10. A composition according to any of the preceding claims for use in improving cognitive functions and/or motor skills.

1 1 . The composition according to any of the preceding claims for use in improving the cognitive functions and/or motor skills in healthy individuals.

12. The composition according to any of the preceding claims for use in improving the cognitive functions and/or motor skills in prepubescent children.

13. The composition according to any of the preceding claims for use in improving cognitive functions e.g. attention, learning and/or memory in prepubescent children.

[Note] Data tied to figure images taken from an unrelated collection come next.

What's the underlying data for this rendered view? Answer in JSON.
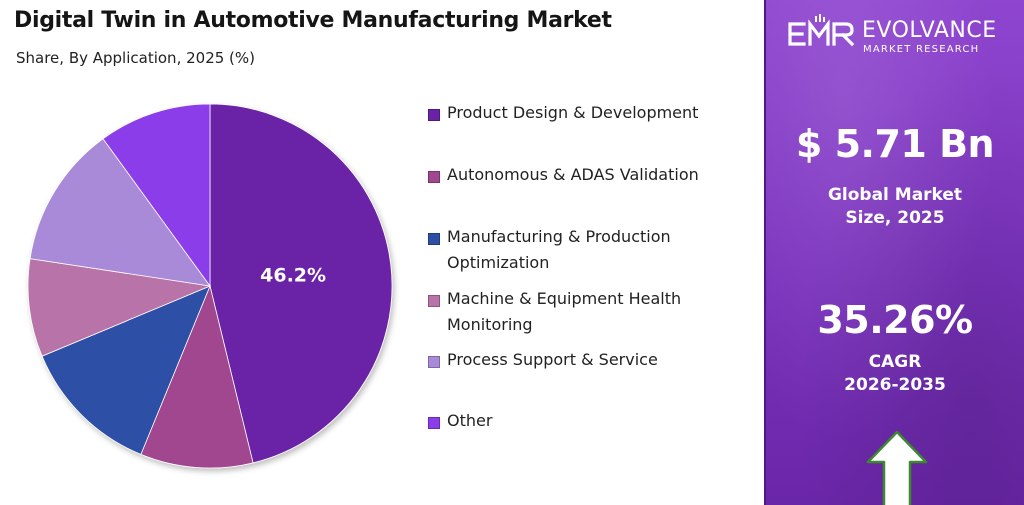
{
  "header": {
    "title": "Digital Twin in Automotive Manufacturing Market",
    "subtitle": "Share, By Application, 2025 (%)"
  },
  "chart_data": {
    "type": "pie",
    "title": "Digital Twin in Automotive Manufacturing Market",
    "subtitle": "Share, By Application, 2025 (%)",
    "legend_position": "right",
    "slices": [
      {
        "label": "Product Design & Development",
        "value": 46.2,
        "value_label": "46.2%",
        "color": "#6a23a6"
      },
      {
        "label": "Autonomous & ADAS Validation",
        "value": 10.0,
        "color": "#a0478f"
      },
      {
        "label": "Manufacturing & Production Optimization",
        "value": 12.5,
        "color": "#2e4fa6"
      },
      {
        "label": "Machine & Equipment Health Monitoring",
        "value": 8.7,
        "color": "#b873a8"
      },
      {
        "label": "Process Support & Service",
        "value": 12.6,
        "color": "#a98ad8"
      },
      {
        "label": "Other",
        "value": 10.0,
        "color": "#8a3de8"
      }
    ]
  },
  "sidebar": {
    "brand_name": "EVOLVANCE",
    "brand_tagline": "MARKET RESEARCH",
    "market_size_value": "$ 5.71 Bn",
    "market_size_label": "Global Market\nSize, 2025",
    "cagr_value": "35.26%",
    "cagr_label": "CAGR\n2026-2035",
    "arrow_icon": "up-arrow-icon",
    "panel_color": "#7d35c2"
  }
}
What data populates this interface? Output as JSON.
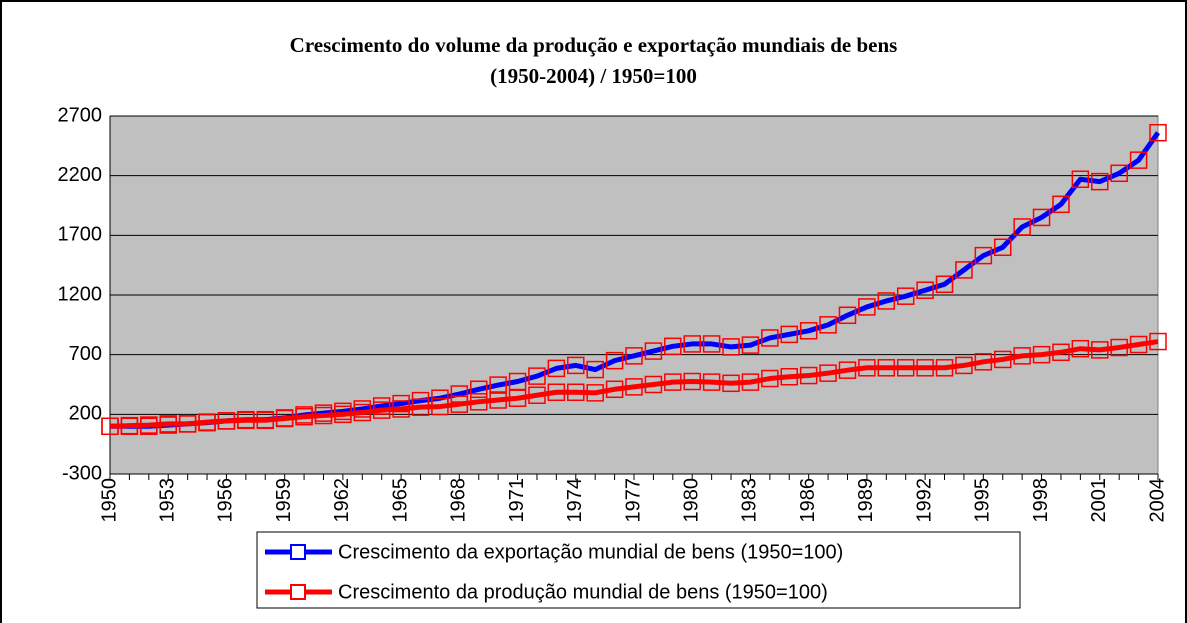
{
  "chart_data": {
    "type": "line",
    "title": "Crescimento do volume da produção e exportação mundiais de bens\n(1950-2004) / 1950=100",
    "categories": [
      "1950",
      null,
      null,
      "1953",
      null,
      null,
      "1956",
      null,
      null,
      "1959",
      null,
      null,
      "1962",
      null,
      null,
      "1965",
      null,
      null,
      "1968",
      null,
      null,
      "1971",
      null,
      null,
      "1974",
      null,
      null,
      "1977",
      null,
      null,
      "1980",
      null,
      null,
      "1983",
      null,
      null,
      "1986",
      null,
      null,
      "1989",
      null,
      null,
      "1992",
      null,
      null,
      "1995",
      null,
      null,
      "1998",
      null,
      null,
      "2001",
      null,
      null,
      "2004"
    ],
    "series": [
      {
        "name": "Crescimento da exportação mundial de bens (1950=100)",
        "color": "#0000ff",
        "marker_color": "#ff0000",
        "values": [
          100,
          100,
          100,
          110,
          120,
          130,
          145,
          155,
          155,
          170,
          195,
          210,
          225,
          245,
          270,
          290,
          315,
          335,
          370,
          410,
          445,
          475,
          520,
          585,
          610,
          575,
          650,
          690,
          730,
          770,
          790,
          790,
          765,
          780,
          840,
          870,
          900,
          950,
          1030,
          1100,
          1150,
          1190,
          1240,
          1290,
          1410,
          1530,
          1600,
          1770,
          1850,
          1960,
          2170,
          2150,
          2220,
          2330,
          2560
        ]
      },
      {
        "name": "Crescimento da produção mundial de bens (1950=100)",
        "color": "#ff0000",
        "marker_color": "#ff0000",
        "values": [
          100,
          105,
          110,
          120,
          120,
          135,
          145,
          150,
          150,
          165,
          180,
          190,
          200,
          215,
          235,
          245,
          260,
          265,
          285,
          305,
          320,
          335,
          360,
          385,
          385,
          380,
          410,
          430,
          450,
          470,
          475,
          470,
          460,
          470,
          500,
          515,
          525,
          545,
          570,
          590,
          590,
          590,
          590,
          590,
          610,
          640,
          660,
          690,
          700,
          720,
          750,
          740,
          760,
          785,
          810
        ]
      }
    ],
    "ylim": [
      -300,
      2700
    ],
    "yticks": [
      -300,
      200,
      700,
      1200,
      1700,
      2200,
      2700
    ],
    "grid": true,
    "plot_background": "#c0c0c0",
    "legend": "bottom"
  }
}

14. A method for improving cognitive functions and/or motor skills in a human subject in need thereof, comprising administering to the subject an effect amount of a composition comprising:

iv) Uridine, such as Uridine monophosphate (UMP), 5'-uridylic

acid, or salts, phosphates, acyl derivatives or esters thereof; v) Docosahexaenoic acid (DHA), such as DHA in triacylglyceride form, or esters thereof; vi) Vitamin D3, 25-Hydroxyvitamin D3 or salts thereof.

15. The method of claim 14, wherein the composition further comprises at least one flavonoid obtainable from blueberry.